De notaris heeft erkend dat hij de nadere stukken van de Belastingdienst, die door de Belastingdienst aan zijn kantoor zijn gezonden, niet aan klager heeft doorgestuurd, ook niet nadat klager daar herhaaldelijk om had verzocht. Verder heeft hij erkend dat hij niet of nauwelijks op telefoontjes, brieven en e-mails van klager heeft gereageerd en verklaard dat de verwijten die klager de notaris maakte, bij hem verkeerd zijn gevallen en dat de emmer bij hem is overgelopen. Het spijt de notaris dat hij niet adequaat heeft gereageerd en klager niet correct heeft bejegend. De notaris heeft klager zijn excuses aangeboden en klagers schade vergoed.
6.2.
Het hof is van oordeel dat de notaris niet heeft gehandeld zoals een zorgvuldig notaris betaamt en daardoor de belangen van klager ernstig heeft veronachtzaamd. Daarmee heeft de notaris het vertrouwen in het notariaat schade toegebracht. Het voorgaande brengt mee dat de kamer dit klachtonderdeel terecht gegrond heeft verklaard.
Maatregel
6.3.
De notaris is erg onzorgvuldig jegens klager geweest, zonder dat daarvoor een deugdelijke verklaring is gegeven. Het hof acht daarom een zwaardere maatregel op zijn plaats, maar zal volstaan met de maatregel van berisping. Hierbij heeft het hof mede in aanmerking genomen dat de notaris is overgegaan tot vergoeding van klagers schade, zodat klager door toedoen van de notaris geen financieel nadeel heeft ondervonden. Bovendien heeft de notaris uitgelegd welke maatregelen hij heeft getroffen om onheuse bejegening van een cliënt in de toekomst te voorkomen.

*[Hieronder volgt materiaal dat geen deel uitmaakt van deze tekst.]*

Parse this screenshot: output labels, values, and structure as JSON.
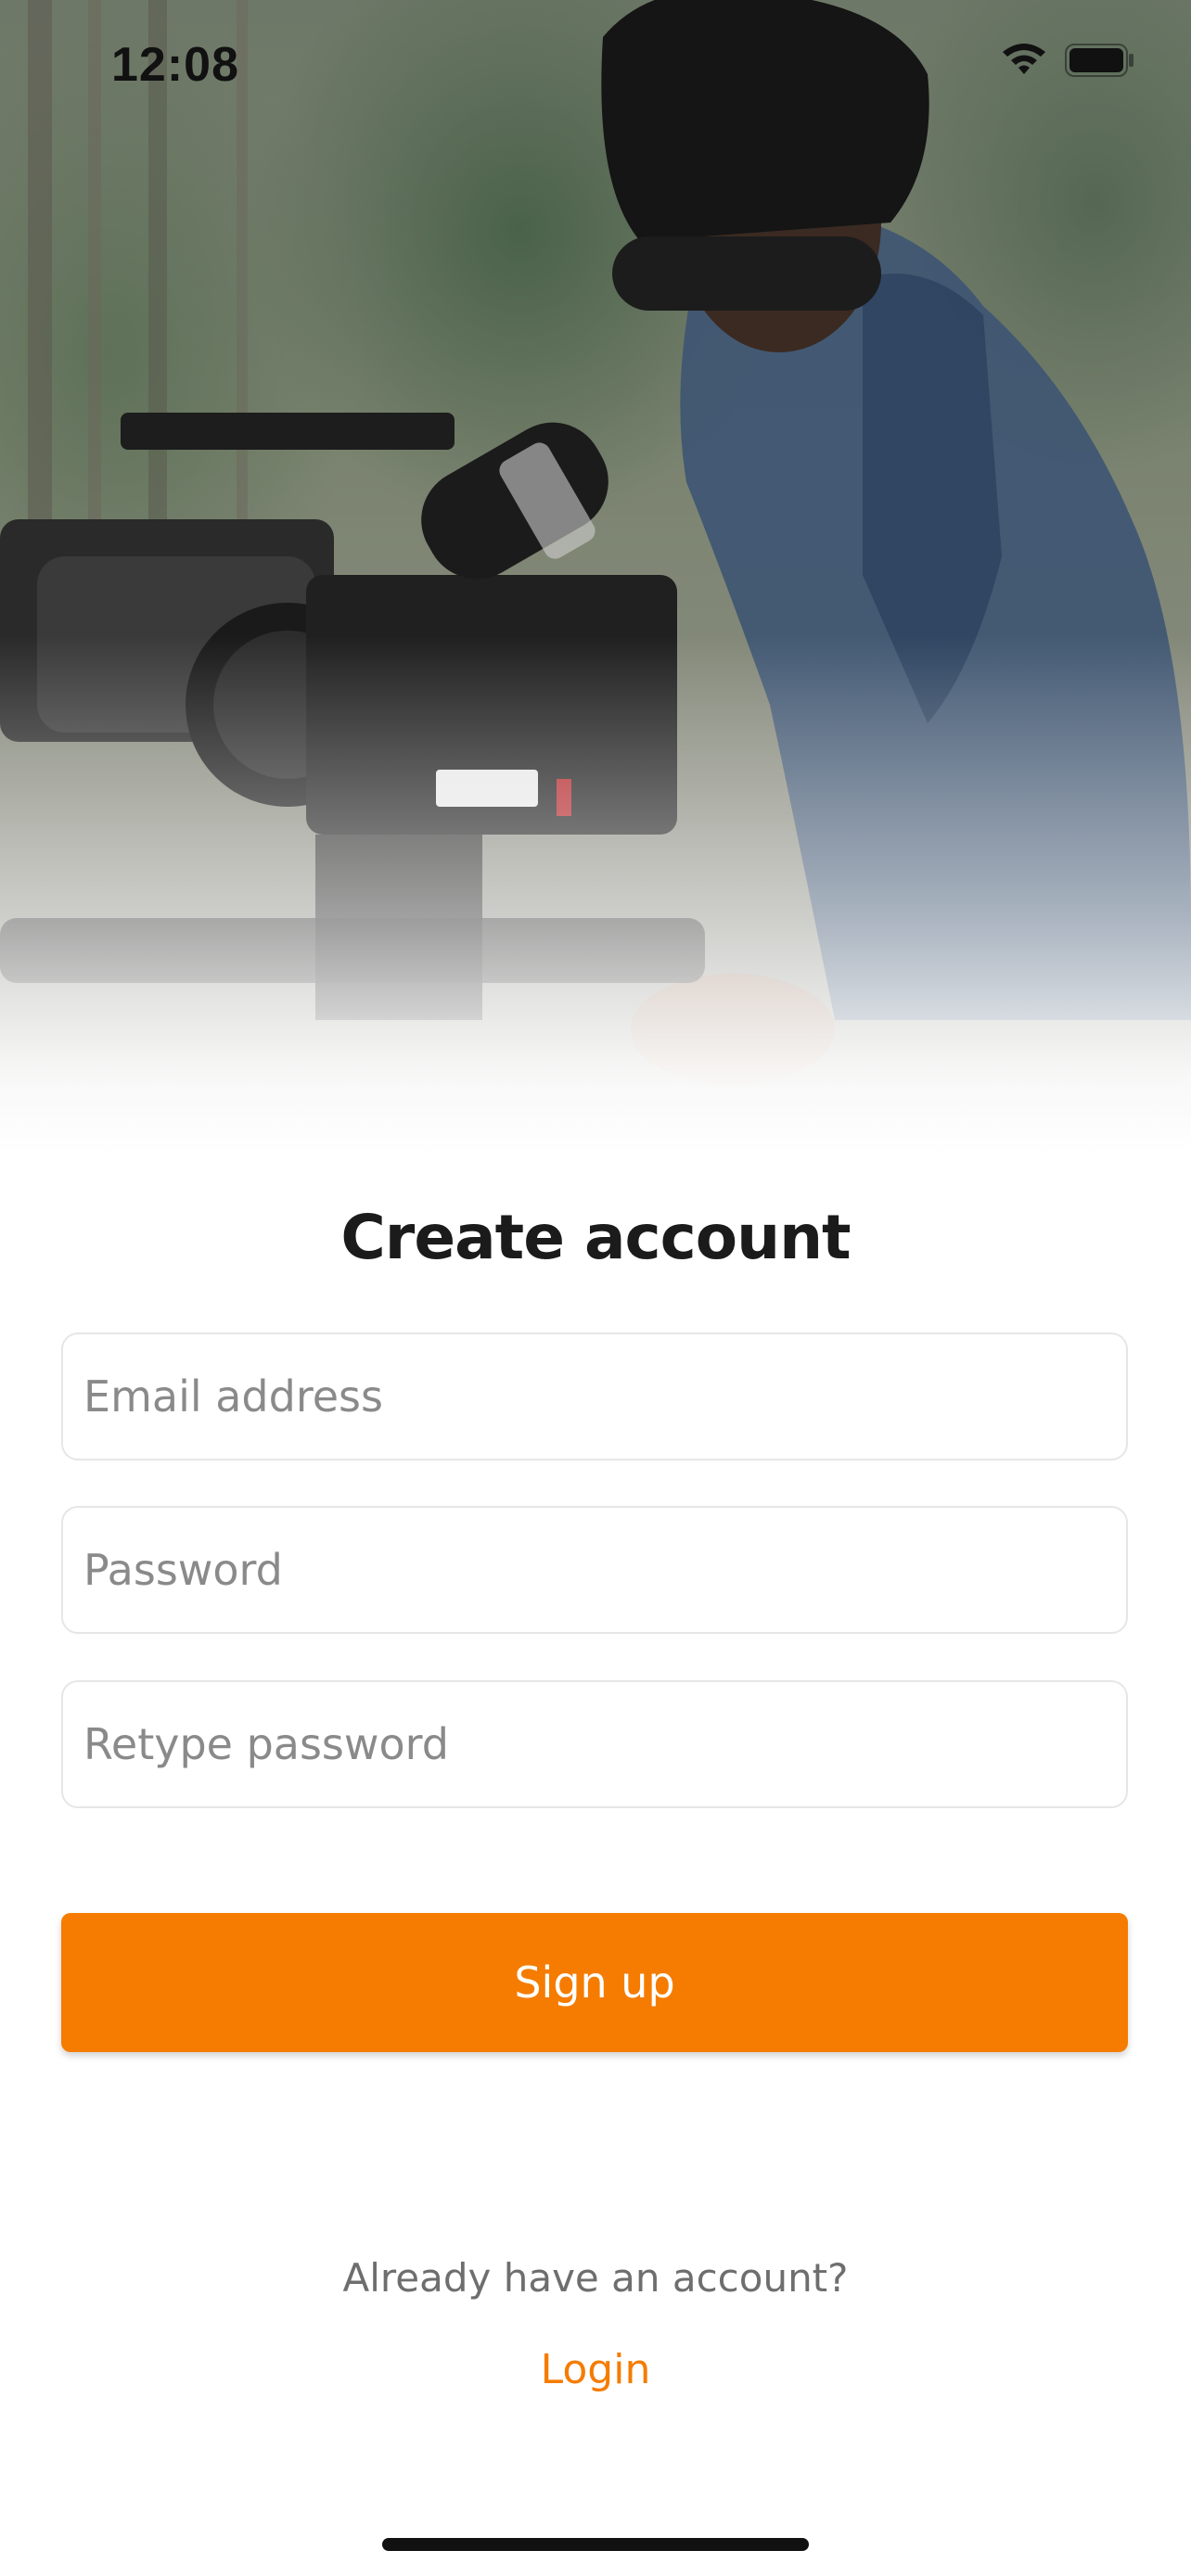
{
  "status_bar": {
    "time": "12:08"
  },
  "form": {
    "title": "Create account",
    "email_placeholder": "Email address",
    "password_placeholder": "Password",
    "retype_placeholder": "Retype password",
    "signup_label": "Sign up"
  },
  "footer": {
    "prompt": "Already have an account?",
    "login_label": "Login"
  },
  "colors": {
    "accent": "#f57c00",
    "title_text": "#1b1b1b",
    "muted_text": "#6e6e6e"
  },
  "icons": {
    "signal": "wifi-icon",
    "battery": "battery-icon"
  }
}
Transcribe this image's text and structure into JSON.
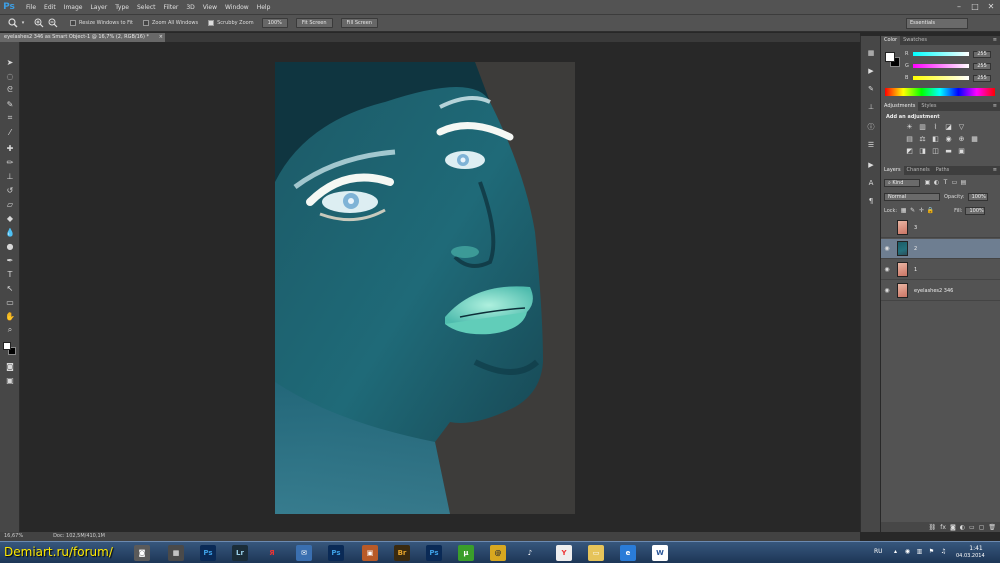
{
  "app": {
    "logo": "Ps"
  },
  "menu": [
    "File",
    "Edit",
    "Image",
    "Layer",
    "Type",
    "Select",
    "Filter",
    "3D",
    "View",
    "Window",
    "Help"
  ],
  "window_controls": [
    "–",
    "□",
    "✕"
  ],
  "options_bar": {
    "tool_icon": "zoom-icon",
    "checks": [
      "Resize Windows to Fit",
      "Zoom All Windows",
      "Scrubby Zoom"
    ],
    "buttons": [
      "100%",
      "Fit Screen",
      "Fill Screen"
    ],
    "workspace": "Essentials"
  },
  "document_tab": {
    "title": "eyelashes2 346 as Smart Object-1 @ 16,7% (2, RGB/16) *",
    "close": "×"
  },
  "status_bar": {
    "zoom": "16,67%",
    "doc": "Doc: 102,5M/410,1M"
  },
  "color_panel": {
    "tabs": [
      "Color",
      "Swatches"
    ],
    "channels": [
      {
        "label": "R",
        "value": "255"
      },
      {
        "label": "G",
        "value": "255"
      },
      {
        "label": "B",
        "value": "255"
      }
    ]
  },
  "adjustments_panel": {
    "tabs": [
      "Adjustments",
      "Styles"
    ],
    "title": "Add an adjustment"
  },
  "layers_panel": {
    "tabs": [
      "Layers",
      "Channels",
      "Paths"
    ],
    "filter": "Kind",
    "blend_mode": "Normal",
    "opacity_label": "Opacity:",
    "opacity_value": "100%",
    "lock_label": "Lock:",
    "fill_label": "Fill:",
    "fill_value": "100%",
    "layers": [
      {
        "name": "3",
        "visible": false,
        "selected": false,
        "thumb": "face"
      },
      {
        "name": "2",
        "visible": true,
        "selected": true,
        "thumb": "inverted"
      },
      {
        "name": "1",
        "visible": true,
        "selected": false,
        "thumb": "face"
      },
      {
        "name": "eyelashes2 346",
        "visible": true,
        "selected": false,
        "thumb": "face"
      }
    ]
  },
  "taskbar": {
    "watermark": "Demiart.ru/forum/",
    "apps": [
      "Ps",
      "Lr",
      "Я",
      "Ps",
      "Br",
      "Ps",
      "@",
      "W"
    ],
    "language": "RU",
    "time": "1:41",
    "date": "04.03.2014"
  }
}
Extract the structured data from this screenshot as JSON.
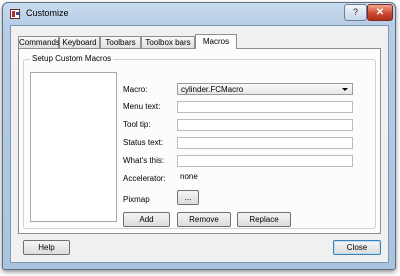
{
  "window": {
    "title": "Customize",
    "help_glyph": "?",
    "close_glyph": "✕"
  },
  "tabs": [
    {
      "label": "Commands",
      "active": false
    },
    {
      "label": "Keyboard",
      "active": false
    },
    {
      "label": "Toolbars",
      "active": false
    },
    {
      "label": "Toolbox bars",
      "active": false
    },
    {
      "label": "Macros",
      "active": true
    }
  ],
  "group": {
    "title": "Setup Custom Macros",
    "labels": {
      "macro": "Macro:",
      "menu_text": "Menu text:",
      "tool_tip": "Tool tip:",
      "status_text": "Status text:",
      "whats_this": "What's this:",
      "accelerator": "Accelerator:",
      "pixmap": "Pixmap"
    },
    "values": {
      "macro": "cylinder.FCMacro",
      "menu_text": "",
      "tool_tip": "",
      "status_text": "",
      "whats_this": "",
      "accelerator": "none"
    },
    "pixmap_button": "...",
    "buttons": {
      "add": "Add",
      "remove": "Remove",
      "replace": "Replace"
    }
  },
  "footer": {
    "help": "Help",
    "close": "Close"
  },
  "icons": [
    "app-icon",
    "help-icon",
    "close-icon",
    "chevron-down-icon"
  ]
}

De eerdere beslissing van de kamer onder nummer SHE/2014/36 (niet gepubliceerd), waarbij aan de notaris op 19 januari 2015 een waarschuwing is opgelegd voor, volgens de kamer, soortgelijk handelen, kan in deze zaak niet ten nadele van de notaris meewegen, omdat de gedragingen van de notaris waarover klager zich beklaagt, hebben plaatsgevonden voordat deze beslissing is gewezen.
6.4.
Het hof legt aan de notaris een andere maatregel op dan de kamer. Omwille van de duidelijkheid zal het hof de beslissing van de kamer vernietigen en opnieuw beslissen.
6.5.
Hetgeen partijen verder nog naar voren hebben gebracht, kan buiten beschouwing blijven omdat het niet van belang is voor de beslissing in deze zaak.
6.6.
Het hiervoor overwogene leidt tot de volgende beslissing.

7.Beslissing

Het hof:
- vernietigt de bestreden beslissing;
en, opnieuw beslissende:
- verstaat dat klachtonderdeel 1 is ingetrokken;
- verklaart klachtonderdeel 2 gegrond en legt aan de notaris de maatregel van berisping op.
Deze beslissing is gegeven door mrs. W.J.J. Los, J.H. Lieber en T.K. Lekkerkerker en in het openbaar uitgesproken op 29 november 2016 door de rolraadsheer.